Dishes Are Piling Up Faster Than Ever, But We’ve Never Argued About It Less
Finally, a chore-dividing method that works.
Published Apr 21, 2020 12:00 AM
For the better half of the past year, my boyfriend and I have been trying to level the playing field in the house chores department. Correction: I have been trying to level the playing field. Here’s the thing: I like our home to be tidy at all times. Like, really tidy. I catch myself straightening out books and magazines at a 90-degree angle far too often. I fluff the duvet every time I walk past our bed. I spray and wipe the countertops if I see even just the shadow of a fingerprint. It’s a bit of an obsession. And now that we’re home 24-7, it takes double the effort.
My S.O.’s approach, on the other hand, feels closer to: “Leave it until it’s a mounting pile of doom.” This applies to everything including dishes, laundry, and garbage. He would call it the “I’ll do it in a minute” strategy. But from where I’m sitting, that minute seldom comes. Not unless I shove a load of laundry in his arms and gently nudge him toward the washing machine. Frankly, I don’t want to be that person.
It’s not like we haven’t attempted to solve the problem either. We’ve tried charts, rosters, and methods like “last one out of the bed makes it” and “whoever doesn’t cook, cleans.” It all resulted into having far too many arguments about when plates should be put in the dishwasher (in my opinion: after a meal, not while cooking the next one) and how often trash should be taken out (before you need to double-bag it because it’s gotten so heavy that it will tear halfway through the living room and spill all over the rug).
It all came to a breaking point about two weeks into quarantine. Who knew how quickly dishes can pile up when you’re actually cooking three times a day? Back in our regular lives, we were in and out of the house and barely whisked past the kitchen most mornings and nights. But now that we’re home all the time, we’re trying out new recipes, snacking nonstop, and setting the table with extra linens and candles to stay sane. For the first weeks, our kitchen looked like a tornado tore through it daily.
I was at my wit’s end a few days ago when I cooked up a method that actually works: time slots. It’s absurdly easy, too. Here’s how it goes: We both have two “shifts” a day, where we go around the house, tidy up anything that seems out of place, and tackle simple tasks. I get the after-breakfast rush and before-dinner slot. He gets the after-lunch and after-dinner shifts. If, at first glance, it seems a little unfairly distributed, I promise you it’s not.

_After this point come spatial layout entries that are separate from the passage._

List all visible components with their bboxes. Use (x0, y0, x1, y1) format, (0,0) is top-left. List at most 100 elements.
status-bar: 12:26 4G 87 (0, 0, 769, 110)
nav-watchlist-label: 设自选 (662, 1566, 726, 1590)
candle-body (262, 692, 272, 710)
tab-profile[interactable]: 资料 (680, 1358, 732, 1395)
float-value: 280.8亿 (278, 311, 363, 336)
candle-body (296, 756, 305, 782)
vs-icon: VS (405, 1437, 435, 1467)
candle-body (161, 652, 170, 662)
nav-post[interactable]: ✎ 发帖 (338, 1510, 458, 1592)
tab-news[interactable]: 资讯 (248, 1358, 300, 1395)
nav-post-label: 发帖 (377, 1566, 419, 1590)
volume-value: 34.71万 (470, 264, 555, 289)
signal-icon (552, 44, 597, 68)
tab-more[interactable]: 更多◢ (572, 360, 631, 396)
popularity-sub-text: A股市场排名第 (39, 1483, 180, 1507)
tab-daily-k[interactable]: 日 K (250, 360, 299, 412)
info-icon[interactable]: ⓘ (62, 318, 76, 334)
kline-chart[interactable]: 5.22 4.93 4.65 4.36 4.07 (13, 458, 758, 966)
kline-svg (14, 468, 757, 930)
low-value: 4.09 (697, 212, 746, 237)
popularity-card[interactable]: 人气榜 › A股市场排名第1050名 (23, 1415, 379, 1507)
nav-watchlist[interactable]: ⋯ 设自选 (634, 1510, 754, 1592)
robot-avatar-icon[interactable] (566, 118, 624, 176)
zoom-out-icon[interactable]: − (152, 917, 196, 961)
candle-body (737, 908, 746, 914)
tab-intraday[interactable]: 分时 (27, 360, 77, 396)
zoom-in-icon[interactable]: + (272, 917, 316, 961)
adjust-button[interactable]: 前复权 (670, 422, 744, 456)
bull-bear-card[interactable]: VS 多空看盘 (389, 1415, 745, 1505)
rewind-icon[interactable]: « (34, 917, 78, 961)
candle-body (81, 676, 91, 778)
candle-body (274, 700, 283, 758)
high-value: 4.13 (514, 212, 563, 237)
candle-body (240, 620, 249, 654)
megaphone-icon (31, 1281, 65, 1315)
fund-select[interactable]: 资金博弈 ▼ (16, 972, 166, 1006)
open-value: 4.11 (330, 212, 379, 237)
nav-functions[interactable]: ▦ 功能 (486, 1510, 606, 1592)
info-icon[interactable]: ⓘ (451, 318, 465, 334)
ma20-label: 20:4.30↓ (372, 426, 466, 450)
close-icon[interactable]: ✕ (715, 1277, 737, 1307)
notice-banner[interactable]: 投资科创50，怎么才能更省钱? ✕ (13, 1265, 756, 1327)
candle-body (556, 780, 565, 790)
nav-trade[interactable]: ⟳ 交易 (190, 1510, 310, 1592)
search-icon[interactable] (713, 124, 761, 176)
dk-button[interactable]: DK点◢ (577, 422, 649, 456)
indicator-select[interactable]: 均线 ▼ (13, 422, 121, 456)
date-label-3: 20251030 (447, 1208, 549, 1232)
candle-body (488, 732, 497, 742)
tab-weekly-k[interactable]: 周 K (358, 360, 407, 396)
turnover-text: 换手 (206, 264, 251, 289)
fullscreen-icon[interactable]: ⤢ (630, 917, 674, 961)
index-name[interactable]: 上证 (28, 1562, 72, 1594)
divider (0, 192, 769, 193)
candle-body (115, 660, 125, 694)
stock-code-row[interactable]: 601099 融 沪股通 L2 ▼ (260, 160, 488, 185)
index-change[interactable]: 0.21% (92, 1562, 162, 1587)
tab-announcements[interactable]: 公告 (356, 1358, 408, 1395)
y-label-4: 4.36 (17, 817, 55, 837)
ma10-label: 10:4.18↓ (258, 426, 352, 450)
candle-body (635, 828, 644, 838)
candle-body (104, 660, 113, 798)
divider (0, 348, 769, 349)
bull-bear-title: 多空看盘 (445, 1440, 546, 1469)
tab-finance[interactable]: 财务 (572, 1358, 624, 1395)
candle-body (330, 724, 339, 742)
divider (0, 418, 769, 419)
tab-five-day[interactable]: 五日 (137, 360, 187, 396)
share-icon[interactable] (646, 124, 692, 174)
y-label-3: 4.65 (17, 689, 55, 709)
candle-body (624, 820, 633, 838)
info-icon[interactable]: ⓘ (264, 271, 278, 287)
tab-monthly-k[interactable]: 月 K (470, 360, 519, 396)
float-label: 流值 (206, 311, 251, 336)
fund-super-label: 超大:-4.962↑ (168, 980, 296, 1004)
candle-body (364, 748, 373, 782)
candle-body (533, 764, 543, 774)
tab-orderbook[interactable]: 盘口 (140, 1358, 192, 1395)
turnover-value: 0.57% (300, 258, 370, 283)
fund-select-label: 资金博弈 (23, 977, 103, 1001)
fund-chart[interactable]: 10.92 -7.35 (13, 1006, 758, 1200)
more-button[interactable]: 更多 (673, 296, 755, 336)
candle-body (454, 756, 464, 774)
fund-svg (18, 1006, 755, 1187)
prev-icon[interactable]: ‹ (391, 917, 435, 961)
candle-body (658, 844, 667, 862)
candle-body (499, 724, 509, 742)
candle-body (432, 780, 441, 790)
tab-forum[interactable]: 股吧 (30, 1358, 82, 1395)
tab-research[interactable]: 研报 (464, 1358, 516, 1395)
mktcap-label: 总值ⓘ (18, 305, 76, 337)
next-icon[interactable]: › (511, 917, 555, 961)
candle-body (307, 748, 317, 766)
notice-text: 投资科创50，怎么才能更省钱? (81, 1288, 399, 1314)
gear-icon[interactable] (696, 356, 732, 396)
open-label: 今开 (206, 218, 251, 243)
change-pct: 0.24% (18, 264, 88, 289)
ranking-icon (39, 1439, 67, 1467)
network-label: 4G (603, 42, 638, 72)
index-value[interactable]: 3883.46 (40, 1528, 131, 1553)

This works for us specifically because he has the heavier lift in the dish-washing department. Meanwhile, I instinctively tackle other chores like laundry, making the bed, and cleaning the bathrooms (and yes, emptying the dishwasher before there’s a fresh mountain of pots and pans waiting) without feeling like I’m doing most of the work. This lets him off the hook for most things not kitchen sink–related and keeps me from nagging. Best of all: We don’t talk about chores anymore.
These days, our kitchen has never sparkled more. That’s despite us frying meatballs, whipping up spaghetti sauce, and chopping lettuce at an alarming rate. We’ve also never discussed cleaning less. The true test will be if the method withstands our routine when we shift back to our normal lives. I, for one, am crossing my fingers that it does. How are you divvying up chores during quarantine?